Indeed in Classical Mechanics the value of Hamilton's action is not a factor; it is the derivative of Hamilton's action that is physically significant.

Arbitrary choice of zero point

Hamilton's action: $E_k - E_p$

As we know: potential energy does not have an intrinsic zero point. The quantity that enters calculation is difference of potential.

(Of course, in many cases one particular choice of zero point of potential energy is most convenient for the purpose of calculation, but in any case: the quantity that enters calculation is difference of potential, accommodating that the choice of zero point is arbitrary.)

As we know: the amount of kinetic energy that is attributed to an object is kinetic energy relative to some reference. In that sense kinetic energy does not have an intrinsic zero point; we can transform from one inertial coordinate system to another, changing the kinetic energy that is attributed, and there is no physical significance in that change.

Conclusion: Hamilton's action does not have an intrinsic zero point because neither of the constituent parts of Hamilton's action have an intrinsic zero point.

Position, velocity, acceleration

We have that the derivative of Hamilton's action is physically significant, while at the same time the value of Hamilton's action does not have a physical interpretation. It's interesting to see how that comes about.

In theory of motion (classical mechanics) we have the trio: position, velocity, acceleration. Position and velocity are relative, acceleration is absolute.

In mathematics we are accustomed to thinking of the process of taking a derivative as an operation that moves from upstream to downstream. In mathematics a derivative is thought of as a quantity that inherits all of its properties from the quantity that it is derived from.

In physics: the quantity that acceleration is the derivative of (velocity) is relative, whereas acceleration is absolute.

Energy

In the case of energy there is a parallel with how position, velocity, and acceleration relate to each other.

The quantity potential energy is obtained by evaluating the integral of force with respect to spatial displacement. (And the quantity kinetic energy is obtained by evaluating the integral of $ma$ (mass times acceleration))

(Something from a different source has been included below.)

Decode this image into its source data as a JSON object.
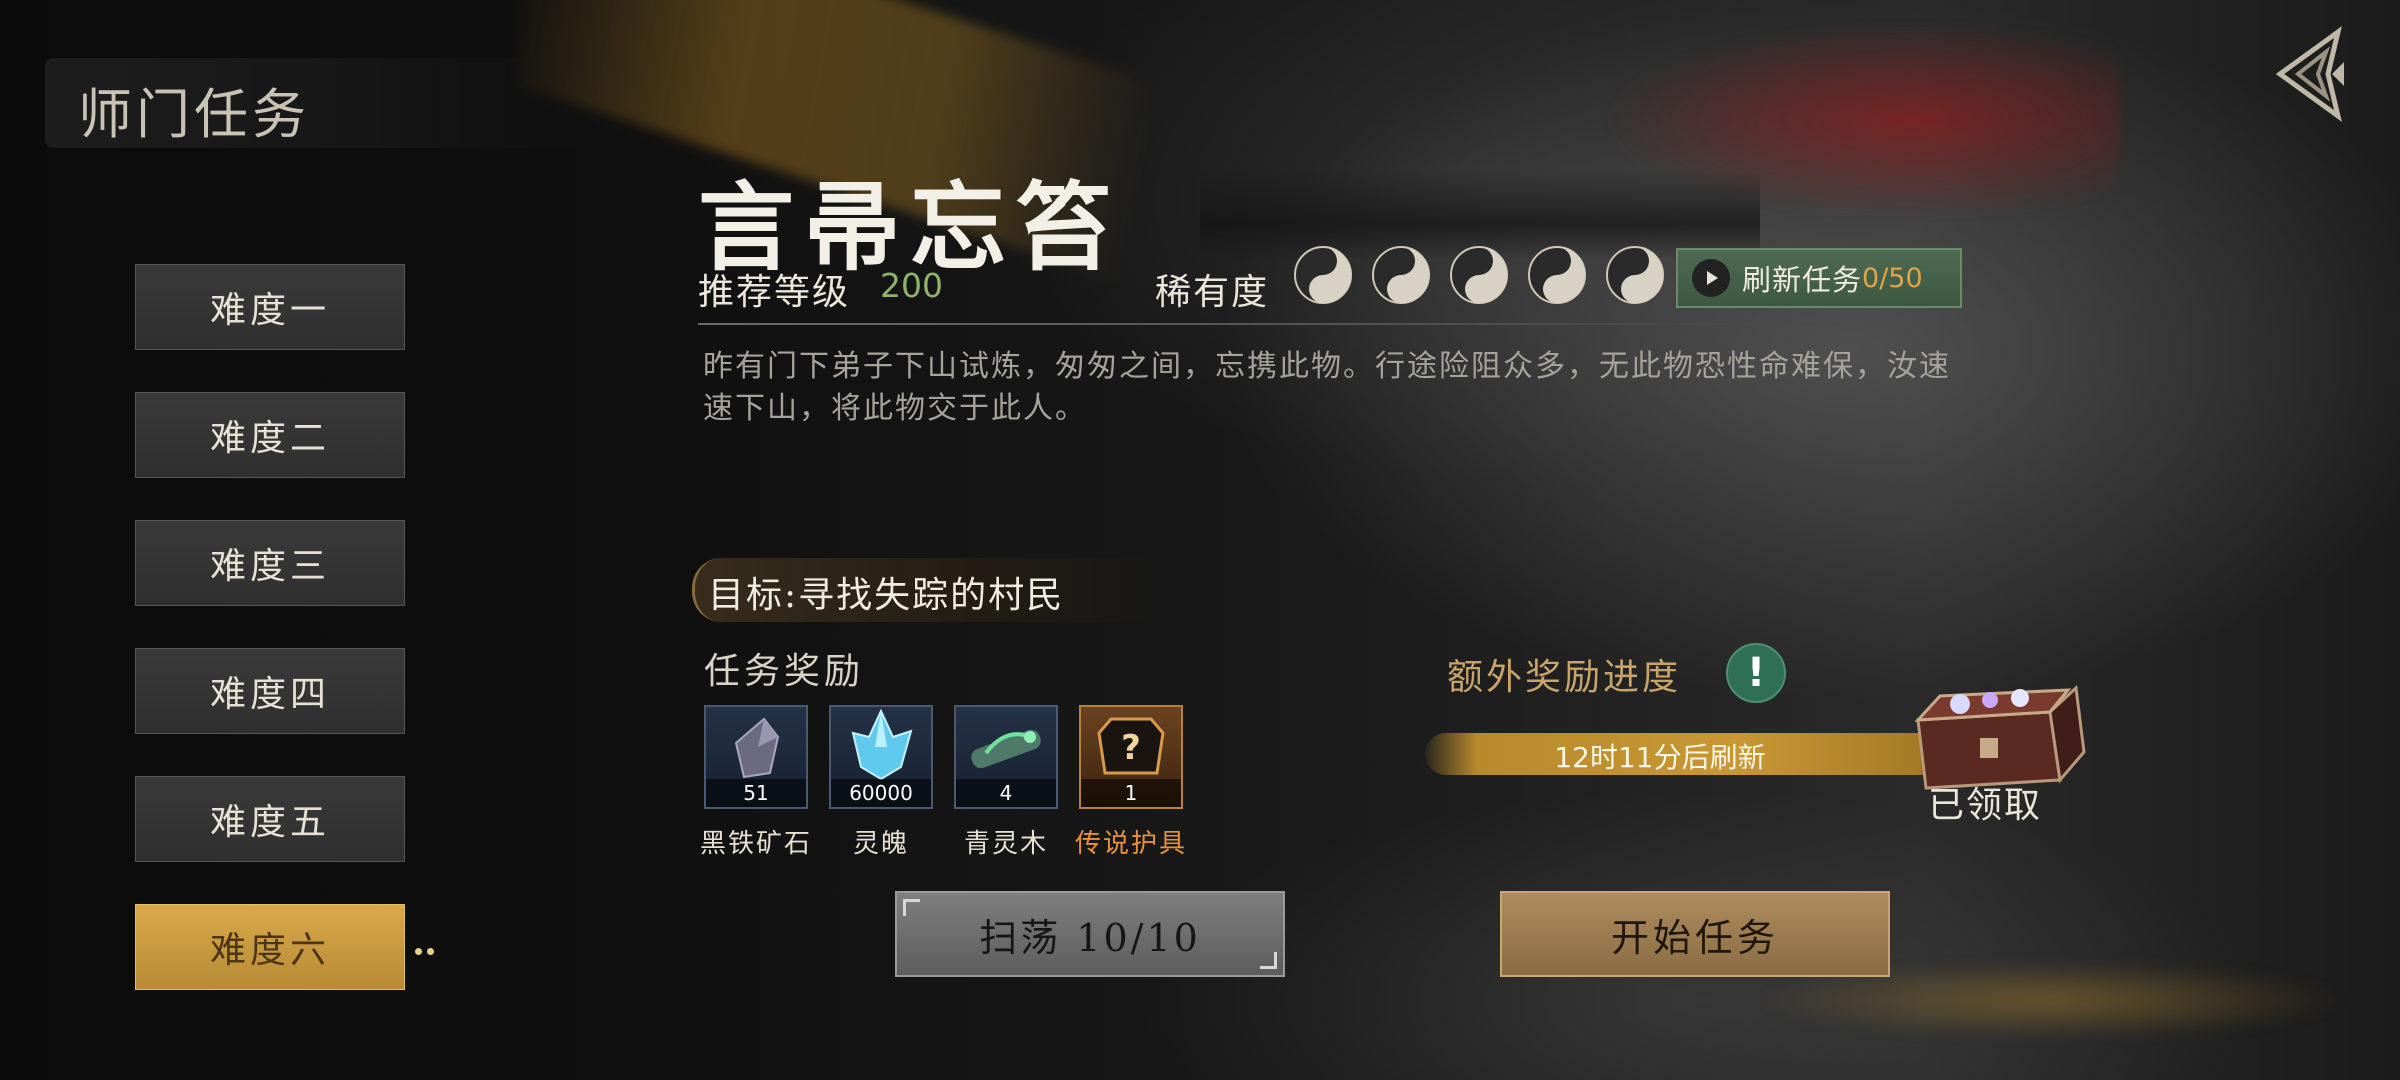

To evaluate energy in calculation: we take the derivative of the energy with respect to the spatial coordinate (the reverse operation of how the energy is obtained).

Specifically: taking the derivative of kinetic energy with respect to the spatial coordinate results in $ma$ (mass times acceleration)

$$ \frac{d(\tfrac{1}{2}mv^2)}{ds} = \tfrac{1}{2}m\left( 2v\frac{dv}{ds} \right) = m\frac{ds}{dt}\frac{dv}{ds} = m\frac{dv}{dt} = ma $$

Circling back to the start of this answer: the value of Hamilton's action is not a factor; it is the derivative of Hamilton's action that is physically significant. (The derivative of Hamilton's action with respect to the spatial coordinate)

Taking the derivative of the energy is an operation that parallels the operation of moving from velocity to acceleration.